Methods For Creating The Starting Position
There are many procedures for creating the starting position for a game of Chess960. The methods that are presented below fall into two general categories:
- There is a separate randomization event for each placement of a piece, or at least most of them. The die and coins methods fall into this category. The main problems are the placements of the king and rooks. Analysis of the 960 starting positions shows that the knights, bishops and queen are spread evenly across the eight files; however, the king should stand on the files b through g with the respective probabilities 9/80, 14/80, 17/80, 17/80, 14/80, 9/80, and the rook's probabilities for the files a through h are, respectively, 30/80, 21/80, 16/80, 13/80, 13/80, 16/80, 21/80, 30/80. It is very doubtful that any simple method can achieve these numbers unless the king and rooks are placed last (when there is only one choice) and proper balance is maintained for the previous placements of the knights, bishops and queen.

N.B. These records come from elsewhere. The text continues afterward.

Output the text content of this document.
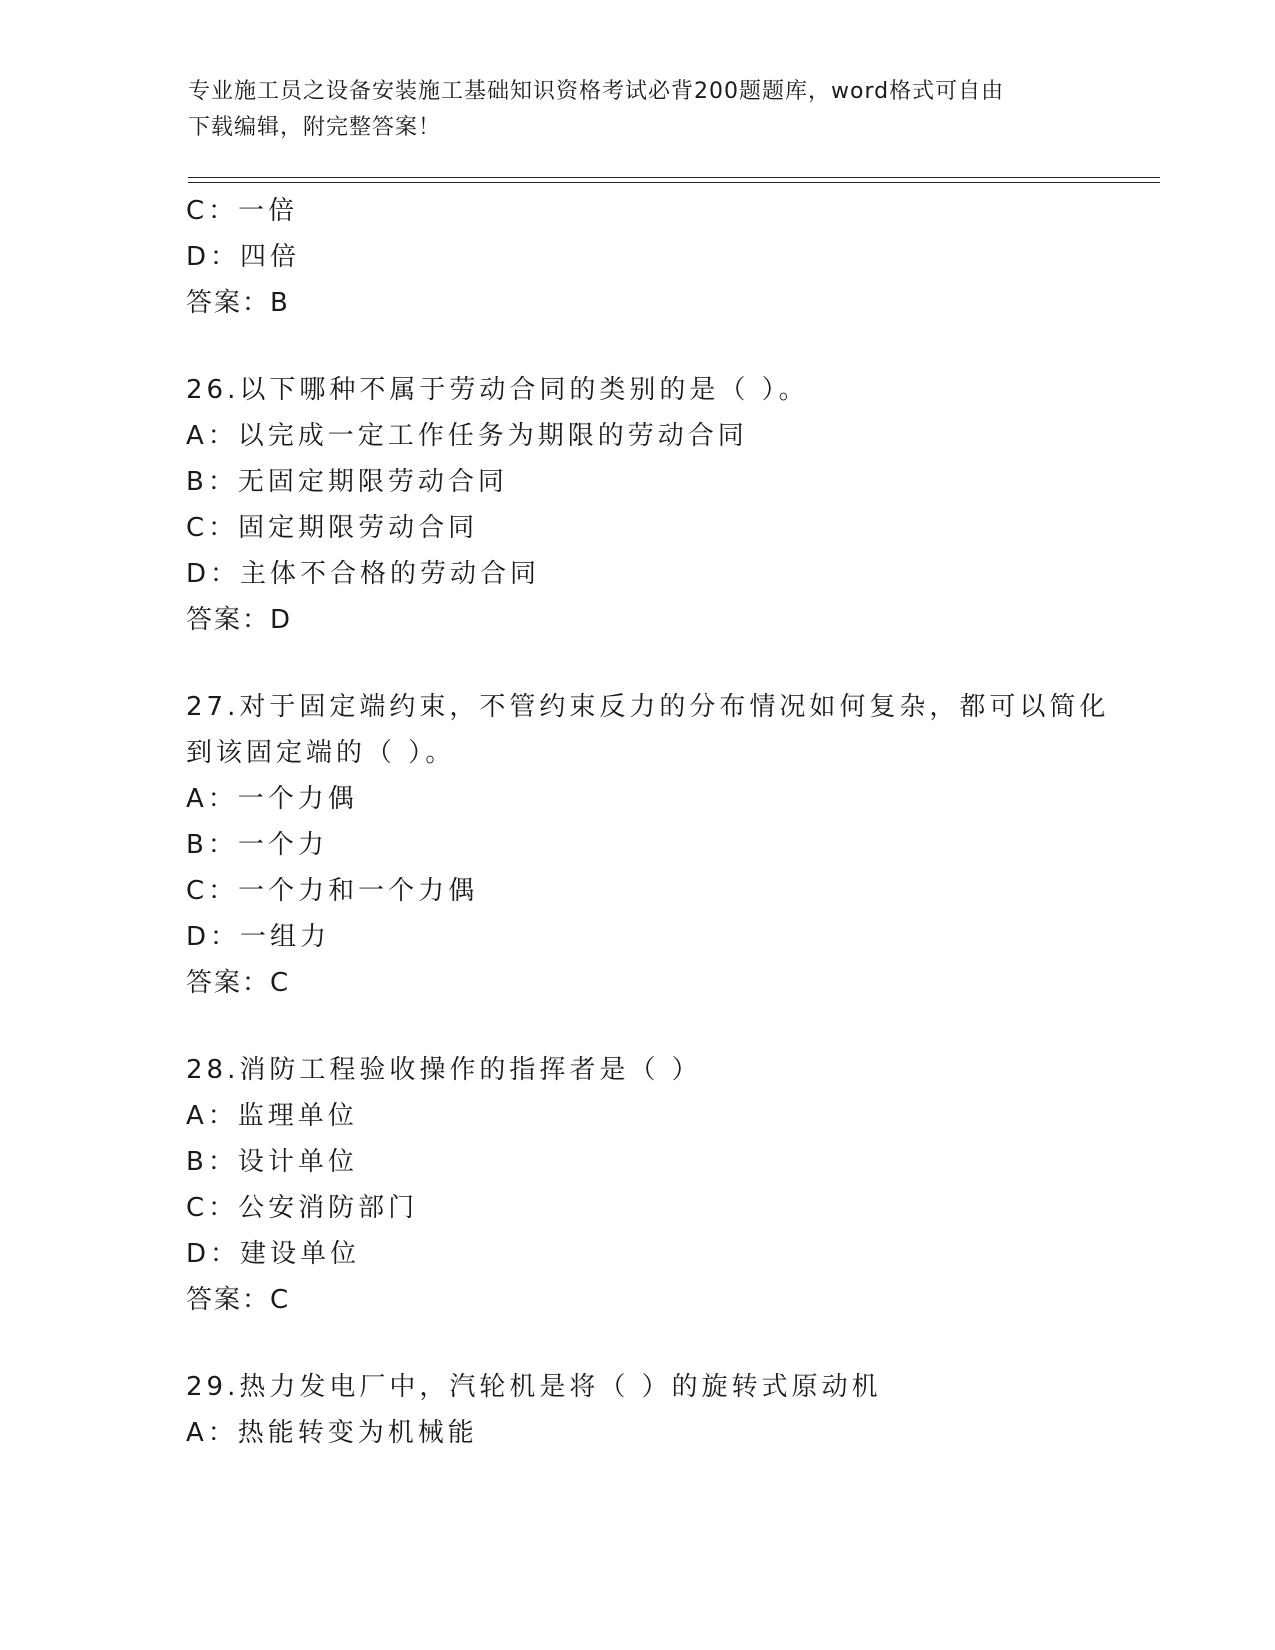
专业施工员之设备安装施工基础知识资格考试必背200题题库，word格式可自由
下载编辑，附完整答案！
C：一倍
D：四倍
答案：B
26.以下哪种不属于劳动合同的类别的是（ ）。
A：以完成一定工作任务为期限的劳动合同
B：无固定期限劳动合同
C：固定期限劳动合同
D：主体不合格的劳动合同
答案：D
27.对于固定端约束，不管约束反力的分布情况如何复杂，都可以简化
到该固定端的（ ）。
A：一个力偶
B：一个力
C：一个力和一个力偶
D：一组力
答案：C
28.消防工程验收操作的指挥者是（ ）
A：监理单位
B：设计单位
C：公安消防部门
D：建设单位
答案：C
29.热力发电厂中，汽轮机是将（ ）的旋转式原动机
A：热能转变为机械能
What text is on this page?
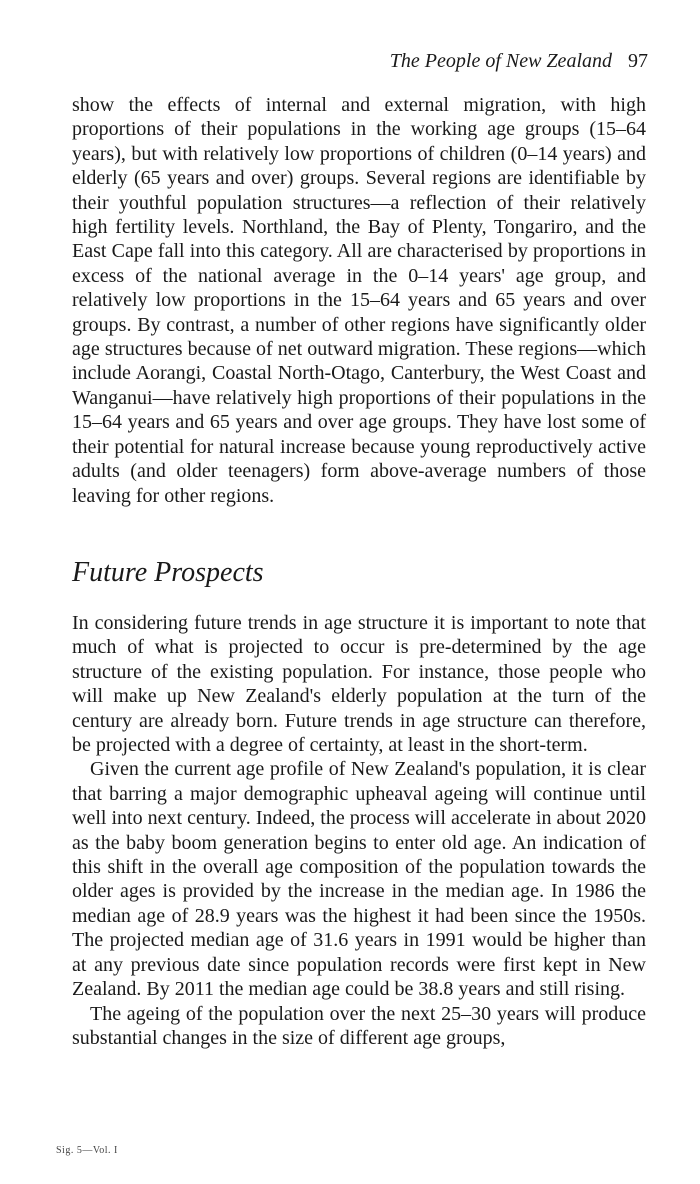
The People of New Zealand 97

show the effects of internal and external migration, with high proportions of their populations in the working age groups (15–64 years), but with relatively low proportions of children (0–14 years) and elderly (65 years and over) groups. Several regions are identifiable by their youthful population structures—a reflection of their relatively high fertility levels. Northland, the Bay of Plenty, Tongariro, and the East Cape fall into this category. All are characterised by proportions in excess of the national average in the 0–14 years' age group, and relatively low proportions in the 15–64 years and 65 years and over groups. By contrast, a number of other regions have significantly older age structures because of net outward migration. These regions—which include Aorangi, Coastal North-Otago, Canterbury, the West Coast and Wanganui—have relatively high proportions of their populations in the 15–64 years and 65 years and over age groups. They have lost some of their potential for natural increase because young reproductively active adults (and older teenagers) form above-average numbers of those leaving for other regions.

Future Prospects

In considering future trends in age structure it is important to note that much of what is projected to occur is pre-determined by the age structure of the existing population. For instance, those people who will make up New Zealand's elderly population at the turn of the century are already born. Future trends in age structure can therefore, be projected with a degree of certainty, at least in the short-term.

Given the current age profile of New Zealand's population, it is clear that barring a major demographic upheaval ageing will continue until well into next century. Indeed, the process will accelerate in about 2020 as the baby boom generation begins to enter old age. An indication of this shift in the overall age composition of the population towards the older ages is provided by the increase in the median age. In 1986 the median age of 28.9 years was the highest it had been since the 1950s. The projected median age of 31.6 years in 1991 would be higher than at any previous date since population records were first kept in New Zealand. By 2011 the median age could be 38.8 years and still rising.

The ageing of the population over the next 25–30 years will produce substantial changes in the size of different age groups,

Sig. 5—Vol. I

- There is a single randomization event for the placement of all eight pieces. The cards and drawing methods are in this category. The difficulty here is how to cope when the bishops start out on squares of the same color. There are 5040 distinct arrangements of the pieces. Of the positions, 2880 of them have the bishops on squares of different colors, and 2160 of these have bishops on squares of the same color. Thus it is impossible to get a proper balance by linking each of the latter arrangements to its own single arrangement with the bishops on different colored squares. Some further randomization is needed. David Wheeler's suggestion of having a randomly selected bishop move to a randomly selected square of the opposite color is a very handy way to do this. It involves an eight-way choice, and gives equal probabilities to all 2880 positions.